The large number of preliminary studies indicates that he made these on site in the gardens. Moving the plant specimens to the studio would probably have been too time-consuming. Schmutzer worked on paper of different quality and size with graphite pencil, watercolours and ink. The leaves are provided with notes such as the scientific name of the plants, location and date. In the studio he transferred the preparatory work to paper or parchment. When it seemed aesthetically necessary to him, he changed and varied individual representations.

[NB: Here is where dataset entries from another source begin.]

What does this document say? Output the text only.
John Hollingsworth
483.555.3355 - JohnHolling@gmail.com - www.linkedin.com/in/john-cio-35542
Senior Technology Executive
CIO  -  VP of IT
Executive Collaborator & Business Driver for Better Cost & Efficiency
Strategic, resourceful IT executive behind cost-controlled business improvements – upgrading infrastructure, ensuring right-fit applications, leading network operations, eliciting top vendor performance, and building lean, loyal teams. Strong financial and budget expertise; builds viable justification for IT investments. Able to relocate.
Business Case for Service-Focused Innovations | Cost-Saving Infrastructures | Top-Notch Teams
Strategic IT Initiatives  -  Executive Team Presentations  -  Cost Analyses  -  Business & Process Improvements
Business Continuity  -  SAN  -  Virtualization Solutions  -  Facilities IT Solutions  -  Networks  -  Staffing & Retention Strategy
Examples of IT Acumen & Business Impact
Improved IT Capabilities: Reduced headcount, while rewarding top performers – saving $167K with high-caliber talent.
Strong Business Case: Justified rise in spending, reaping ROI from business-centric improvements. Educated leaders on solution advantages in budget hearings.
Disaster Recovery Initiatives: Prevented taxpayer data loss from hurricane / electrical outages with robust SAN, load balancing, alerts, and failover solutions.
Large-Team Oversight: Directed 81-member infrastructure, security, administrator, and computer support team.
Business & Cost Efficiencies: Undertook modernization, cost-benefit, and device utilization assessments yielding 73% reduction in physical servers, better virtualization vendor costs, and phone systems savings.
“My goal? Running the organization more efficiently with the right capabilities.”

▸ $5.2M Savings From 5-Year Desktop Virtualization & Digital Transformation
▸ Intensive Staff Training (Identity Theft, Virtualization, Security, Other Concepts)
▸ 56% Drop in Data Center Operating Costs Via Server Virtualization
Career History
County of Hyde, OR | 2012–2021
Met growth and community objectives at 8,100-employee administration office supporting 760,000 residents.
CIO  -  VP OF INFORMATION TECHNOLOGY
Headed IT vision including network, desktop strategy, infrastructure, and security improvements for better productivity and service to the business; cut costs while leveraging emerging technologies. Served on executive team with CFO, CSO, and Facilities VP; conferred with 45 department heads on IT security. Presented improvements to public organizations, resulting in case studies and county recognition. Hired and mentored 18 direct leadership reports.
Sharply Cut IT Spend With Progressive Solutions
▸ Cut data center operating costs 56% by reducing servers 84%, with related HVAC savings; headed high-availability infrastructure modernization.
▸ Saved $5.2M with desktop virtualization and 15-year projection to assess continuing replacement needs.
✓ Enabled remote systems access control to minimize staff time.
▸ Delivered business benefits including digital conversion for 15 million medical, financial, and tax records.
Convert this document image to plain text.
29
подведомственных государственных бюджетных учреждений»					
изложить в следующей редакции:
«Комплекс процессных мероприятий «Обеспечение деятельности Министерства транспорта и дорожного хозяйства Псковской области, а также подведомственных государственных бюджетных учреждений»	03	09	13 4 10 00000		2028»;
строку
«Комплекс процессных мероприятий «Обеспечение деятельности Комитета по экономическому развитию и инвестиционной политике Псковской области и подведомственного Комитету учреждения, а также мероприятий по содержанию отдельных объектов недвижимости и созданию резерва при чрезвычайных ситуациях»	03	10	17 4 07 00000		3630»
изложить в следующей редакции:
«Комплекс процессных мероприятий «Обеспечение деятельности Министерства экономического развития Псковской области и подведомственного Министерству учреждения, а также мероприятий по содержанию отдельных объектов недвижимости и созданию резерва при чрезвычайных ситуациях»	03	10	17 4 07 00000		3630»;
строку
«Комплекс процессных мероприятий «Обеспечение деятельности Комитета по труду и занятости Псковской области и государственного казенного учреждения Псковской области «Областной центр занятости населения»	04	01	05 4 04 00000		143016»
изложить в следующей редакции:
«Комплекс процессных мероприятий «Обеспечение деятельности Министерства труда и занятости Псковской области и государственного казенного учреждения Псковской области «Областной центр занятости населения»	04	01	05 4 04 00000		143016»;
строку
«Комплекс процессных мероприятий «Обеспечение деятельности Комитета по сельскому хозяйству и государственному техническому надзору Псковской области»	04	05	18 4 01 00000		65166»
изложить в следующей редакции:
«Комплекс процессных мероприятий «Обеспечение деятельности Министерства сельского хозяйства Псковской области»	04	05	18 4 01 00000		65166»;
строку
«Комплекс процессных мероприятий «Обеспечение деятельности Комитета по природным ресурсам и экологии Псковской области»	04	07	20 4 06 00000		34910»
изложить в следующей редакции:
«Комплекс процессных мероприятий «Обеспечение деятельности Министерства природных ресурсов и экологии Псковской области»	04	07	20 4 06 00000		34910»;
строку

On the death of Matthias Schmutzer in 1824 the painter Johann Jebmayer continued work on the Florilegium from October 1824 to about 1847. For an annual salary of 500 guilders, he captured not only the exotic, but also the most beautiful domestic plants from the imperial gardens. The result was a total of 528 large-format watercolours, "Florilegium B", which are kept in the archives of the Austrian National Library. Johann Jebmayer was born in Vienna in 1770, the son of a coachman. He died on 25 April 1858, aged 88 years at his home in Vienna. On his death certificate he is referred to as a painter of farmyard scenes.

The Florilegium was executed from the beginning under the watchful eye of Nikolaus Joseph von Jacquin and after his death by that of his son Joseph Franz.